As per the world bank data, In terms of PPP GDP in 2018, the Chinese economy (25.399 Trillion US$) was 2.42 times the size of the Indian economy (10.5 Trillion US$).
The gap between the Chinese economy and the Indian economy is massive. And it will take India several years to catch up with China.
However, how did this huge gap develop between the Chinese economy and the Indian economy? To understand this, we will rely on the numbers rather than rhetoric.
And here are the numbers:
Firstly, Economy comprises of 4 major components:
Economy (E) = Consumption (C) + Investment (I) + Government Spending (G) + Net Exports (X=Exports-Imports)
Therefore, let's get the data for each and every component of the economy for both India and China.
- Consumption (C):
As can be seen from the above charts, the Consumption as a percentage of GDP in 2018 for China was 38.68%. Whereas, the Consumption as a percentage of GDP in 2018 for India was 59.39%.
Another point to be noted is that in the case of the Indian economy, the Consumption as a percentage of GDP has always been higher than the consumption as a percentage of GDP for the Chinese economy.
- Investment (I):
As can be seen from the above charts, the Investment as a percentage of GDP in 2018 for India was 31.31%. Whereas, the Investment as a percentage of GDP in 2018 for China was 44.06%.
One can also observe that for the Chinese economy, the Investment as a percentage of GDP has always been higher than the investment as a percentage of GDP for India. There is almost a difference of 12-15% as a percentage of GDP between the Chinese economy and the Indian economy.
- Government Spending (G):
As can be seen from the above charts, government spending as a percentage of GDP for China in 2018 was 14.68%. Whereas, the government spending as a percentage of GDP for India in 2018 was 11.23%.
One can also observe from the above charts that government spending as a percentage of GDP for the Chinese economy has always been higher than that of the Indian economy.
- Net Exports (X):
We will analyze exports and imports for both the Chinese and Indian economies.
Exports:
As can be seen from the above charts, exports as a percentage of GDP for India in 2018 were 19.74%. Whereas, the exports as a percentage of GDP for China in 2018 were 19.51%.
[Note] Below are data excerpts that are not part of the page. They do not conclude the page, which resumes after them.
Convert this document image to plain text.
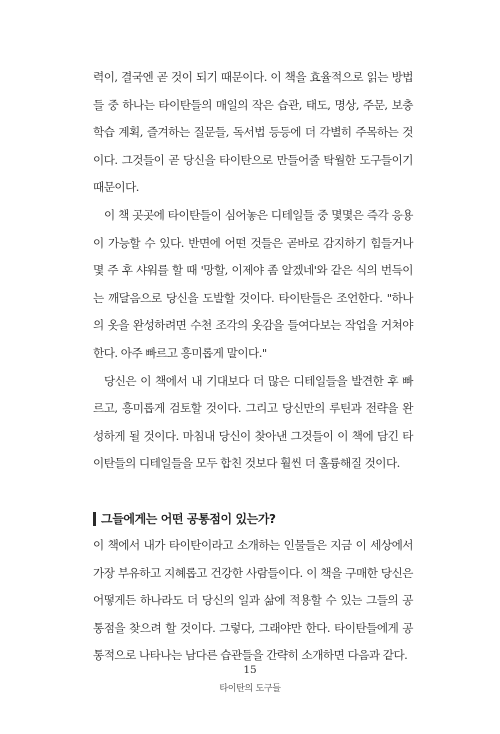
력이, 결국엔 곧 것이 되기 때문이다. 이 책을 효율적으로 읽는 방법들 중 하나는 타이탄들의 매일의 작은 습관, 태도, 명상, 주문, 보충학습 계획, 즐겨하는 질문들, 독서법 등등에 더 각별히 주목하는 것이다. 그것들이 곧 당신을 타이탄으로 만들어줄 탁월한 도구들이기 때문이다.

이 책 곳곳에 타이탄들이 심어놓은 디테일들 중 몇몇은 즉각 응용이 가능할 수 있다. 반면에 어떤 것들은 곧바로 감지하기 힘들거나 몇 주 후 샤워를 할 때 '망할, 이제야 좀 알겠네'와 같은 식의 번득이는 깨달음으로 당신을 도발할 것이다. 타이탄들은 조언한다. "하나의 옷을 완성하려면 수천 조각의 옷감을 들여다보는 작업을 거쳐야 한다. 아주 빠르고 흥미롭게 말이다."

당신은 이 책에서 내 기대보다 더 많은 디테일들을 발견한 후 빠르고, 흥미롭게 검토할 것이다. 그리고 당신만의 루틴과 전략을 완성하게 될 것이다. 마침내 당신이 찾아낸 그것들이 이 책에 담긴 타이탄들의 디테일들을 모두 합친 것보다 훨씬 더 훌륭해질 것이다.

그들에게는 어떤 공통점이 있는가?

이 책에서 내가 타이탄이라고 소개하는 인물들은 지금 이 세상에서 가장 부유하고 지혜롭고 건강한 사람들이다. 이 책을 구매한 당신은 어떻게든 하나라도 더 당신의 일과 삶에 적용할 수 있는 그들의 공통점을 찾으려 할 것이다. 그렇다, 그래야만 한다. 타이탄들에게 공통적으로 나타나는 남다른 습관들을 간략히 소개하면 다음과 같다.

15
타이탄의 도구들
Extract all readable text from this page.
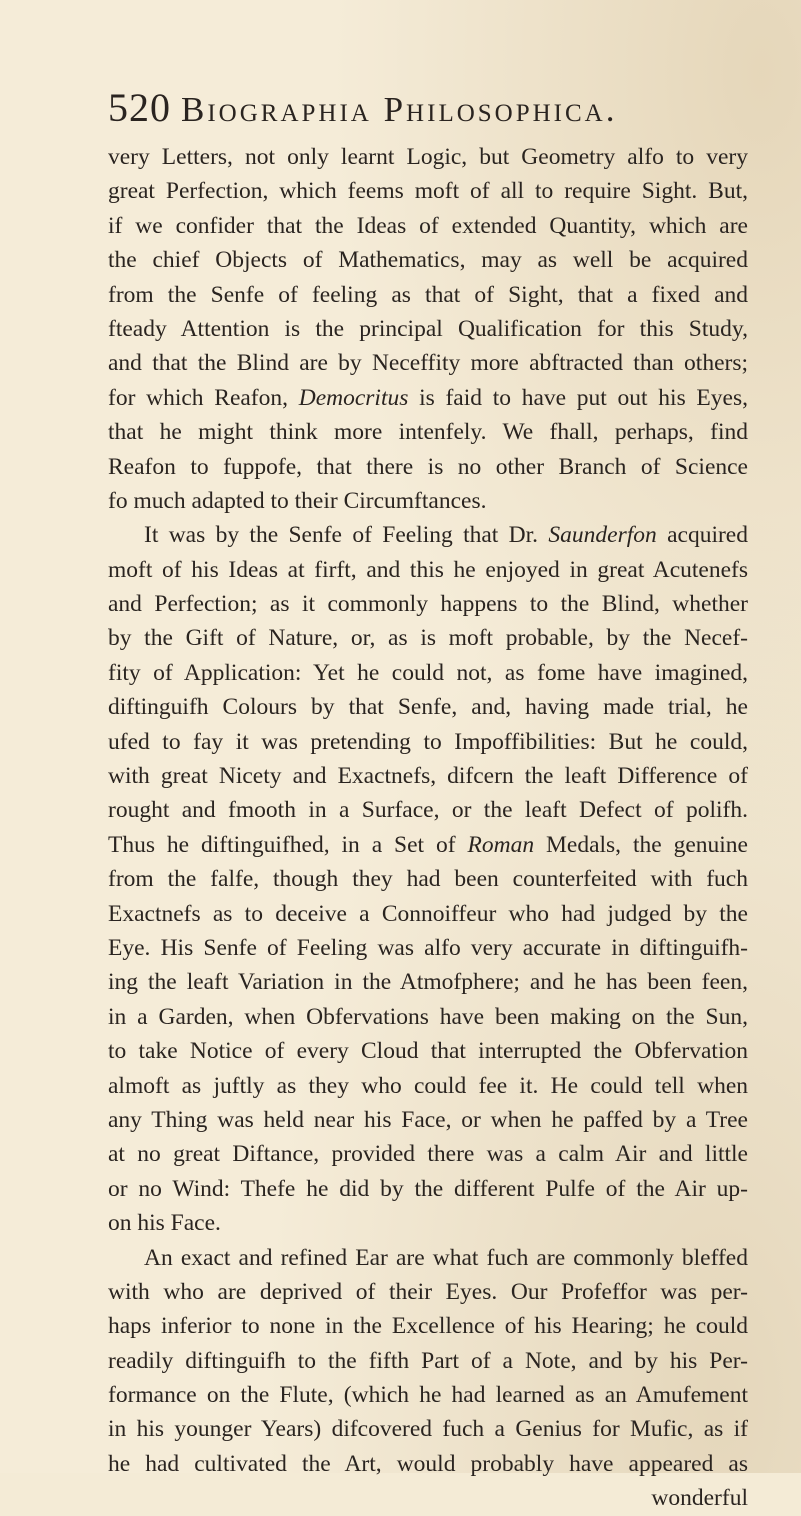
520 Biographia Philosophica.
very Letters, not only learnt Logic, but Geometry alfo to very
great Perfection, which feems moft of all to require Sight. But,
if we confider that the Ideas of extended Quantity, which are
the chief Objects of Mathematics, may as well be acquired
from the Senfe of feeling as that of Sight, that a fixed and
fteady Attention is the principal Qualification for this Study,
and that the Blind are by Neceffity more abftracted than others;
for which Reafon, Democritus is faid to have put out his Eyes,
that he might think more intenfely. We fhall, perhaps, find
Reafon to fuppofe, that there is no other Branch of Science
fo much adapted to their Circumftances.
It was by the Senfe of Feeling that Dr. Saunderfon acquired
moft of his Ideas at firft, and this he enjoyed in great Acutenefs
and Perfection; as it commonly happens to the Blind, whether
by the Gift of Nature, or, as is moft probable, by the Necef-
fity of Application: Yet he could not, as fome have imagined,
diftinguifh Colours by that Senfe, and, having made trial, he
ufed to fay it was pretending to Impoffibilities: But he could,
with great Nicety and Exactnefs, difcern the leaft Difference of
rought and fmooth in a Surface, or the leaft Defect of polifh.
Thus he diftinguifhed, in a Set of Roman Medals, the genuine
from the falfe, though they had been counterfeited with fuch
Exactnefs as to deceive a Connoiffeur who had judged by the
Eye. His Senfe of Feeling was alfo very accurate in diftinguifh-
ing the leaft Variation in the Atmofphere; and he has been feen,
in a Garden, when Obfervations have been making on the Sun,
to take Notice of every Cloud that interrupted the Obfervation
almoft as juftly as they who could fee it. He could tell when
any Thing was held near his Face, or when he paffed by a Tree
at no great Diftance, provided there was a calm Air and little
or no Wind: Thefe he did by the different Pulfe of the Air up-
on his Face.
An exact and refined Ear are what fuch are commonly bleffed
with who are deprived of their Eyes. Our Profeffor was per-
haps inferior to none in the Excellence of his Hearing; he could
readily diftinguifh to the fifth Part of a Note, and by his Per-
formance on the Flute, (which he had learned as an Amufement
in his younger Years) difcovered fuch a Genius for Mufic, as if
he had cultivated the Art, would probably have appeared as
wonderful
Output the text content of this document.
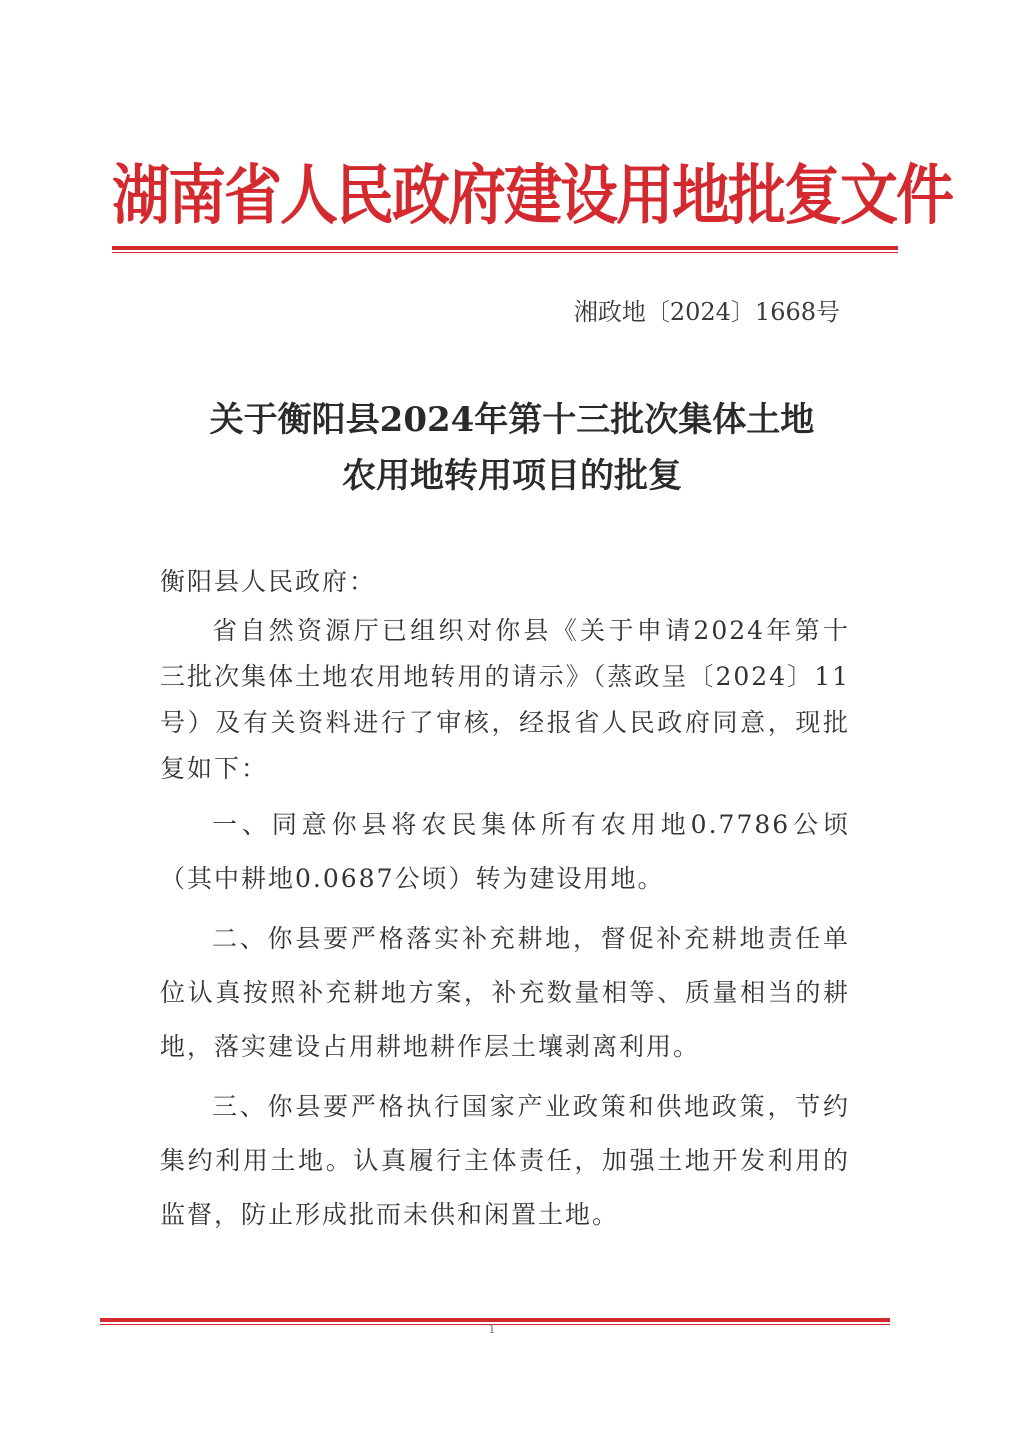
湖南省人民政府建设用地批复文件
湘政地〔2024〕1668号
关于衡阳县2024年第十三批次集体土地
农用地转用项目的批复
衡阳县人民政府：

省自然资源厅已组织对你县《关于申请2024年第十三批次集体土地农用地转用的请示》（蒸政呈〔2024〕11号）及有关资料进行了审核，经报省人民政府同意，现批复如下：

一、同意你县将农民集体所有农用地0.7786公顷（其中耕地0.0687公顷）转为建设用地。

二、你县要严格落实补充耕地，督促补充耕地责任单位认真按照补充耕地方案，补充数量相等、质量相当的耕地，落实建设占用耕地耕作层土壤剥离利用。

三、你县要严格执行国家产业政策和供地政策，节约集约利用土地。认真履行主体责任，加强土地开发利用的监督，防止形成批而未供和闲置土地。

1
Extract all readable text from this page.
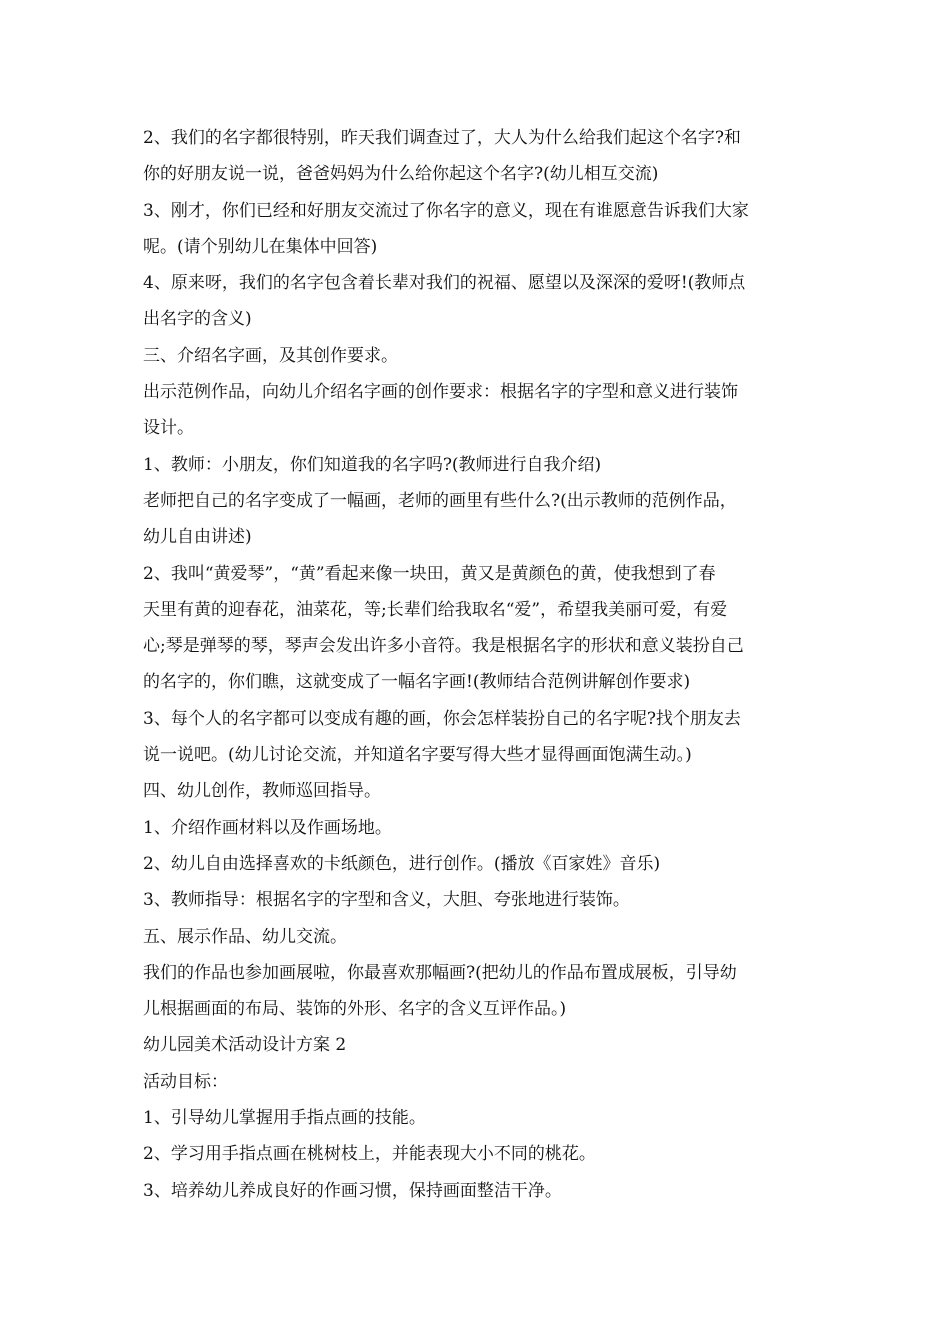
2、我们的名字都很特别，昨天我们调查过了，大人为什么给我们起这个名字?和
你的好朋友说一说，爸爸妈妈为什么给你起这个名字?(幼儿相互交流)
3、刚才，你们已经和好朋友交流过了你名字的意义，现在有谁愿意告诉我们大家
呢。(请个别幼儿在集体中回答)
4、原来呀，我们的名字包含着长辈对我们的祝福、愿望以及深深的爱呀!(教师点
出名字的含义)
三、介绍名字画，及其创作要求。
出示范例作品，向幼儿介绍名字画的创作要求：根据名字的字型和意义进行装饰
设计。
1、教师：小朋友，你们知道我的名字吗?(教师进行自我介绍)
老师把自己的名字变成了一幅画，老师的画里有些什么?(出示教师的范例作品，
幼儿自由讲述)
2、我叫“黄爱琴”，“黄”看起来像一块田，黄又是黄颜色的黄，使我想到了春
天里有黄的迎春花，油菜花，等;长辈们给我取名“爱”，希望我美丽可爱，有爱
心;琴是弹琴的琴，琴声会发出许多小音符。我是根据名字的形状和意义装扮自己
的名字的，你们瞧，这就变成了一幅名字画!(教师结合范例讲解创作要求)
3、每个人的名字都可以变成有趣的画，你会怎样装扮自己的名字呢?找个朋友去
说一说吧。(幼儿讨论交流，并知道名字要写得大些才显得画面饱满生动。)
四、幼儿创作，教师巡回指导。
1、介绍作画材料以及作画场地。
2、幼儿自由选择喜欢的卡纸颜色，进行创作。(播放《百家姓》音乐)
3、教师指导：根据名字的字型和含义，大胆、夸张地进行装饰。
五、展示作品、幼儿交流。
我们的作品也参加画展啦，你最喜欢那幅画?(把幼儿的作品布置成展板，引导幼
儿根据画面的布局、装饰的外形、名字的含义互评作品。)
幼儿园美术活动设计方案 2
活动目标：
1、引导幼儿掌握用手指点画的技能。
2、学习用手指点画在桃树枝上，并能表现大小不同的桃花。
3、培养幼儿养成良好的作画习惯，保持画面整洁干净。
However, it is also evident that with rising wages in China, Chinese exports are falling consistently since the peak of 2006.
Therein lies the opportunity for India to focus on its manufacturing sector especially on bottom-up manufacturing to expand its exports worldwide.
Imports:
As can be seen from the above charts, imports as a percentage of GDP for China in 2018 were 18.73%. Whereas, imports as a percentage of GDP for India in 2018 were 23.64%.
- Calculations:
Having gathered all the data, we can do simple calculations for both the Chinese and Indian economies.
E = C + I + G + X
For China in 2018:
E = 38.68 + 44.06 + 14.68 + (19.51 - 18.73)
For India in 2018:
E = 59.39 + 31.31 + 11.23 + (19.74 - 23.64)
- Conclusion:
As can be seen from the above charts and calculations, the Chinese economy grew on account of higher Investment (I) and Government spending (G). The consumption as a percentage of GDP has always been lower for the Chinese economy than that of the Indian economy.
Therefore, it is no rocket science to understand from the above charts that for India to grow at 8 - 10% for the next 2 decades, the Indian policymakers need to make sure that both Investment (I) and Government spending (G) rise. The investment (I), as well as Government spending (G), must be geared towards supporting the manufacturing sector or Make in India program.
Focus on the manufacturing sector, especially on bottom-up manufacturing, is the need of the hour to achieve double-digit economic growth as well as to generate millions of jobs. When Investment (I) and Government spending (G) go into the manufacturing sector in India, then, it is highly likely that India's exports will also boom, thereby, giving a further boost to India's GDP.